Interior and Boundary Regularity Criteria for the 6D steady Navier-Stokes Equations

TL;DR

This paper establishes interior and boundary regularity criteria for suitable weak solutions to the 6D steady Navier-Stokes equations, showing regularity under smallness conditions on certain integral norms, thus improving previous results.

Contribution

It introduces new smallness conditions involving integral norms that ensure regularity of solutions, extending prior regularity criteria for the 6D steady Navier-Stokes equations.

Findings

Solutions are Hölder continuous at zero under small integral norms.

The set of singular points has zero 2D Hausdorff measure.

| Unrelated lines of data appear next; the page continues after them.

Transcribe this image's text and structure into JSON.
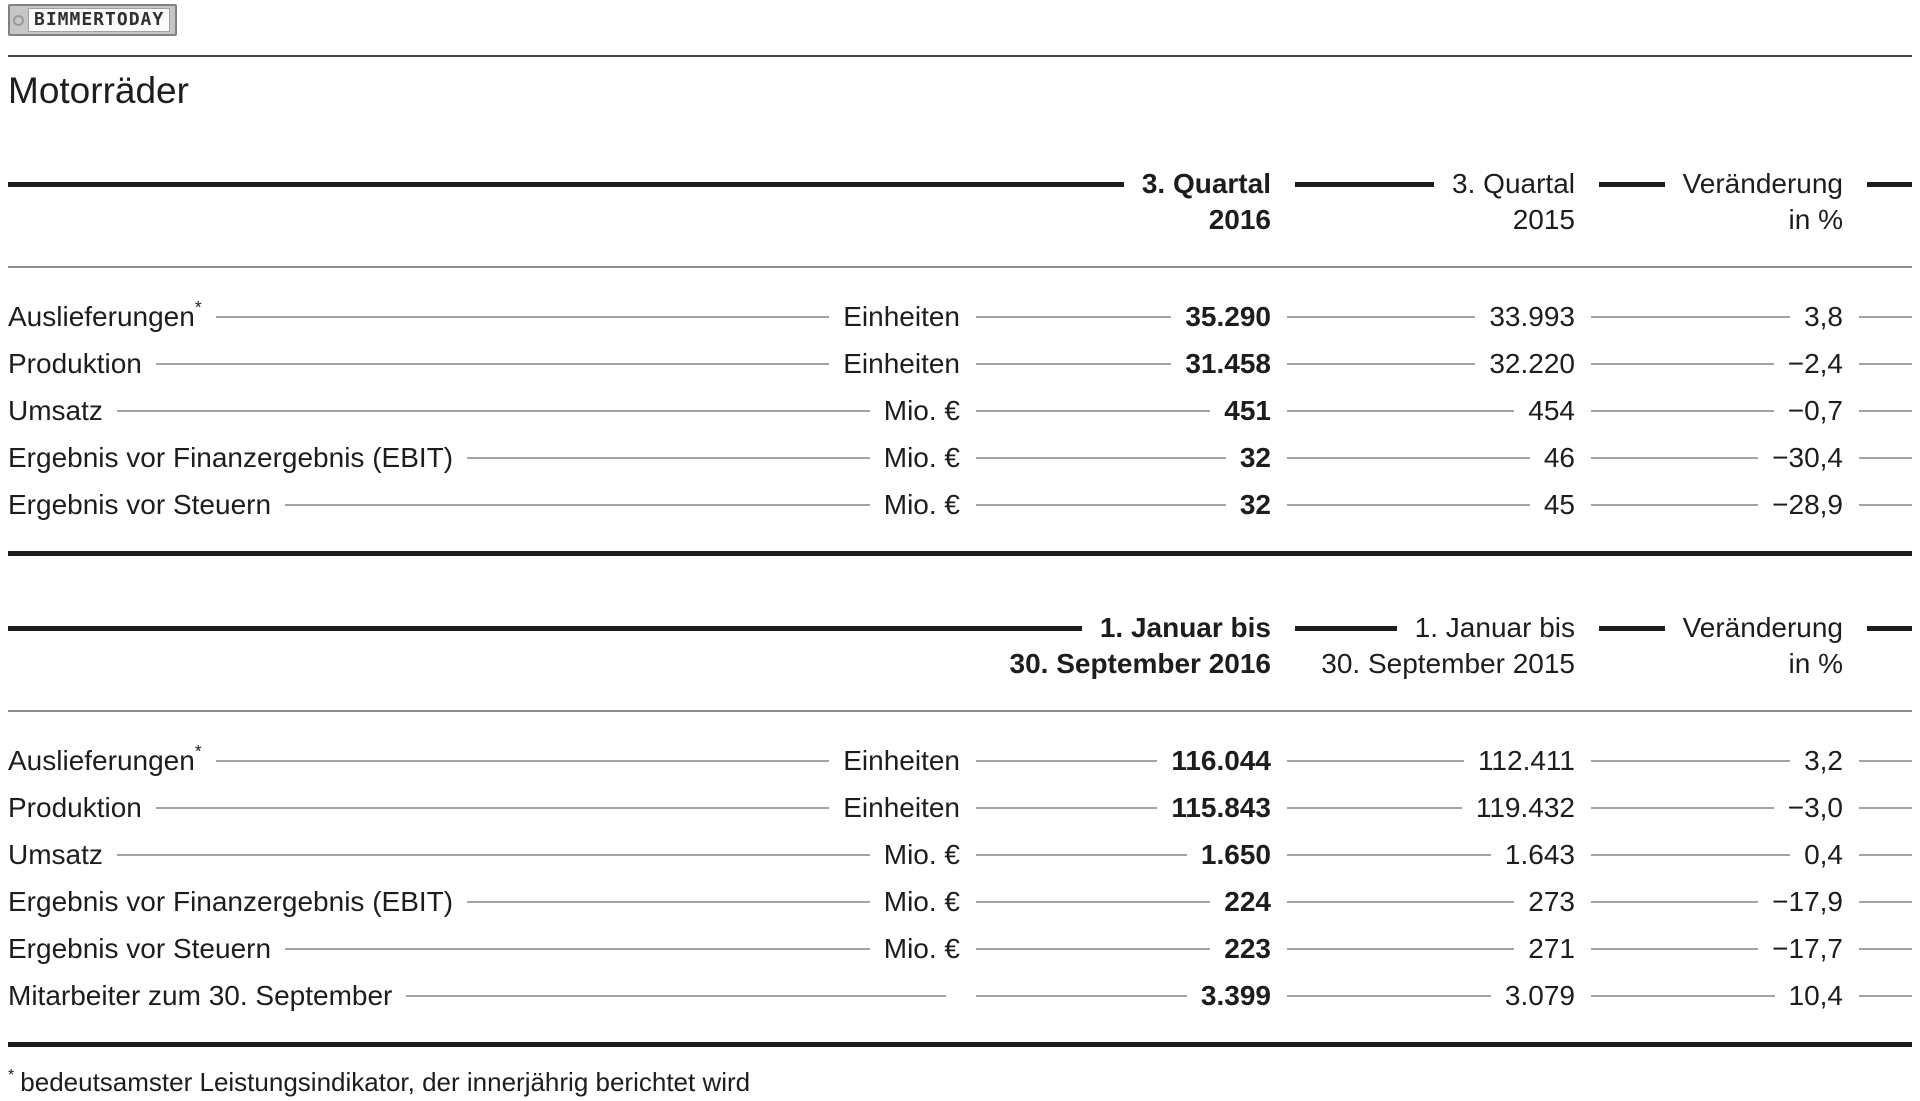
{
  "page": {
    "badge_label": "BIMMERTODAY",
    "title": "Motorräder",
    "footnote_marker": "*",
    "footnote_text": "bedeutsamster Leistungsindikator, der innerjährig berichtet wird"
  },
  "tables": [
    {
      "name": "q3",
      "columns": [
        {
          "line1": "3. Quartal",
          "line2": "2016",
          "emphasis": true
        },
        {
          "line1": "3. Quartal",
          "line2": "2015",
          "emphasis": false
        },
        {
          "line1": "Veränderung",
          "line2": "in %",
          "emphasis": false
        }
      ],
      "rows": [
        {
          "label": "Auslieferungen",
          "marker": "*",
          "unit": "Einheiten",
          "value_2016": "35.290",
          "value_2015": "33.993",
          "change_pct": "3,8"
        },
        {
          "label": "Produktion",
          "unit": "Einheiten",
          "value_2016": "31.458",
          "value_2015": "32.220",
          "change_pct": "−2,4"
        },
        {
          "label": "Umsatz",
          "unit": "Mio. €",
          "value_2016": "451",
          "value_2015": "454",
          "change_pct": "−0,7"
        },
        {
          "label": "Ergebnis vor Finanzergebnis (EBIT)",
          "unit": "Mio. €",
          "value_2016": "32",
          "value_2015": "46",
          "change_pct": "−30,4"
        },
        {
          "label": "Ergebnis vor Steuern",
          "unit": "Mio. €",
          "value_2016": "32",
          "value_2015": "45",
          "change_pct": "−28,9"
        }
      ]
    },
    {
      "name": "nine-months",
      "columns": [
        {
          "line1": "1. Januar bis",
          "line2": "30. September 2016",
          "emphasis": true
        },
        {
          "line1": "1. Januar bis",
          "line2": "30. September 2015",
          "emphasis": false
        },
        {
          "line1": "Veränderung",
          "line2": "in %",
          "emphasis": false
        }
      ],
      "rows": [
        {
          "label": "Auslieferungen",
          "marker": "*",
          "unit": "Einheiten",
          "value_2016": "116.044",
          "value_2015": "112.411",
          "change_pct": "3,2"
        },
        {
          "label": "Produktion",
          "unit": "Einheiten",
          "value_2016": "115.843",
          "value_2015": "119.432",
          "change_pct": "−3,0"
        },
        {
          "label": "Umsatz",
          "unit": "Mio. €",
          "value_2016": "1.650",
          "value_2015": "1.643",
          "change_pct": "0,4"
        },
        {
          "label": "Ergebnis vor Finanzergebnis (EBIT)",
          "unit": "Mio. €",
          "value_2016": "224",
          "value_2015": "273",
          "change_pct": "−17,9"
        },
        {
          "label": "Ergebnis vor Steuern",
          "unit": "Mio. €",
          "value_2016": "223",
          "value_2015": "271",
          "change_pct": "−17,7"
        },
        {
          "label": "Mitarbeiter zum 30. September",
          "unit": "",
          "value_2016": "3.399",
          "value_2015": "3.079",
          "change_pct": "10,4"
        }
      ]
    }
  ]
}
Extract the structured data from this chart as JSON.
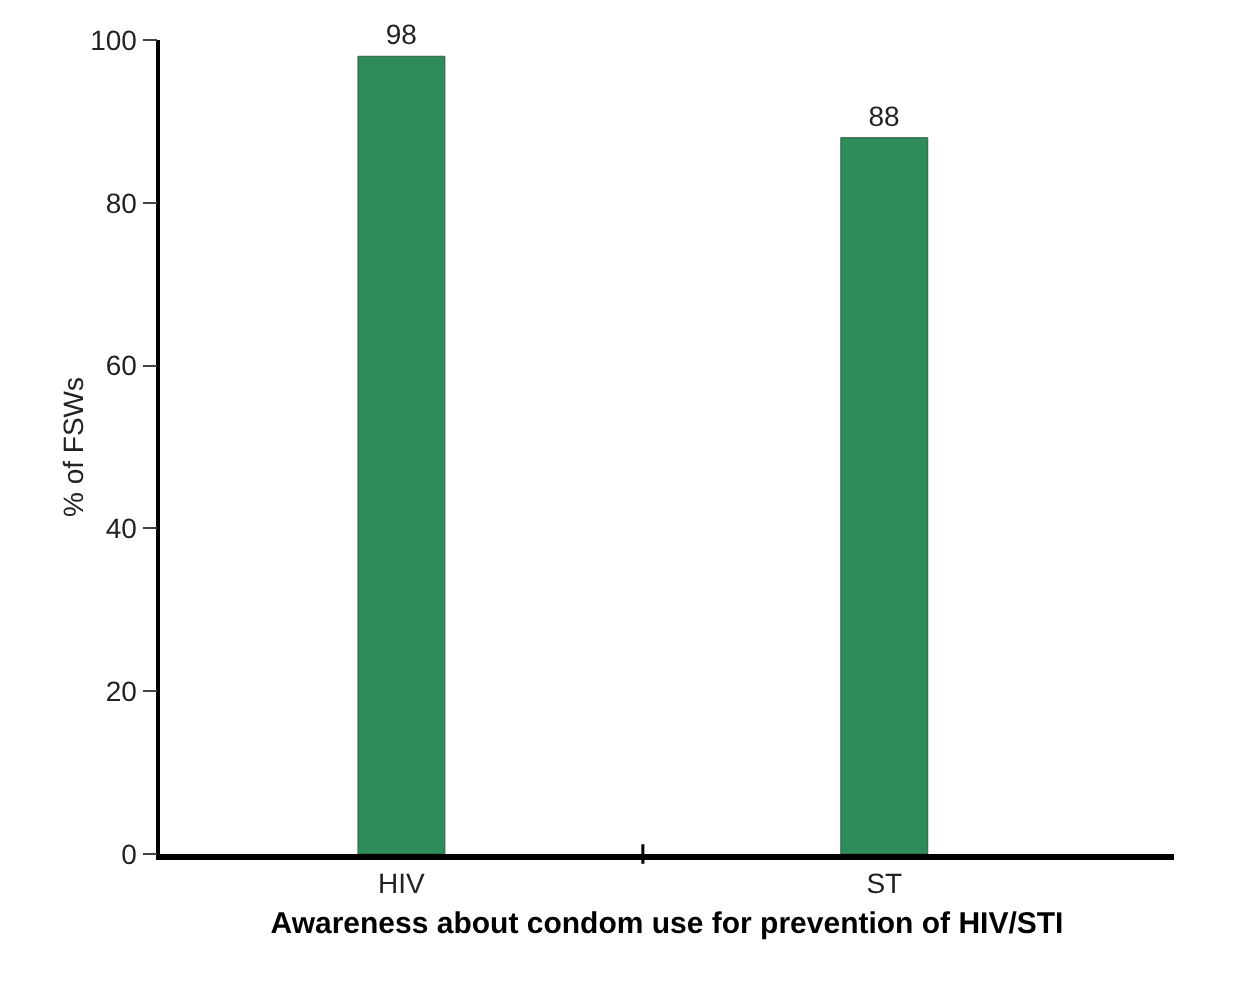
{
  "chart_data": {
    "type": "bar",
    "xlabel": "Awareness about condom use for prevention of HIV/STI",
    "ylabel": "% of FSWs",
    "categories": [
      "HIV",
      "ST"
    ],
    "values": [
      98,
      88
    ],
    "color": "#2e8b5a",
    "data_labels": true,
    "ylim": [
      0,
      100
    ],
    "yticks": [
      0,
      20,
      40,
      60,
      80,
      100
    ],
    "grid": false,
    "legend": false
  }
}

Regularity criteria are improved over previous theorems.

Abstract

It is shown in this paper that suitable weak solutions to the 6D steady incompressible Navier-Stokes are H\"{o}lder continuous at $0$ provided that $\int_{B_1}|u(x)|^3dx+\int_{B_1}|f(x)|^qdx$ or $\int_{B_1}|\nabla u(x)|^2dx$+$\int_{B_1}|\nabla u(x)|^2dx\left(\int_{B_1}|u(x)|dx\right)^2+\int_{B_1}|f(x)|^qdx$ with $q>3$ is sufficiently small, which implies that the 2D Hausdorff measure of the set of singular points is zero. For the boundary case, we obtain that $0$ is regular provided that $\int_{B_1^+} |u(x)|^3 dx + \int_{B_1^+} |f(x)|^3 dx$ or $\int_{B_1^+} |\nabla u(x)|^2 dx + \int_{B_1^+} |f(x)|^3 dx$ is sufficiently small. These results improve previous regularity theorems by Dong-Strain (\cite{DS}, Indiana Univ. Math. J., 2012), Dong-Gu (\cite{DG2}, J. Funct. Anal., 2014), and Liu-Wang (\cite{LW}, J. Differential Equations, 2018), where either the smallness of the pressure or the smallness on all balls is necessary.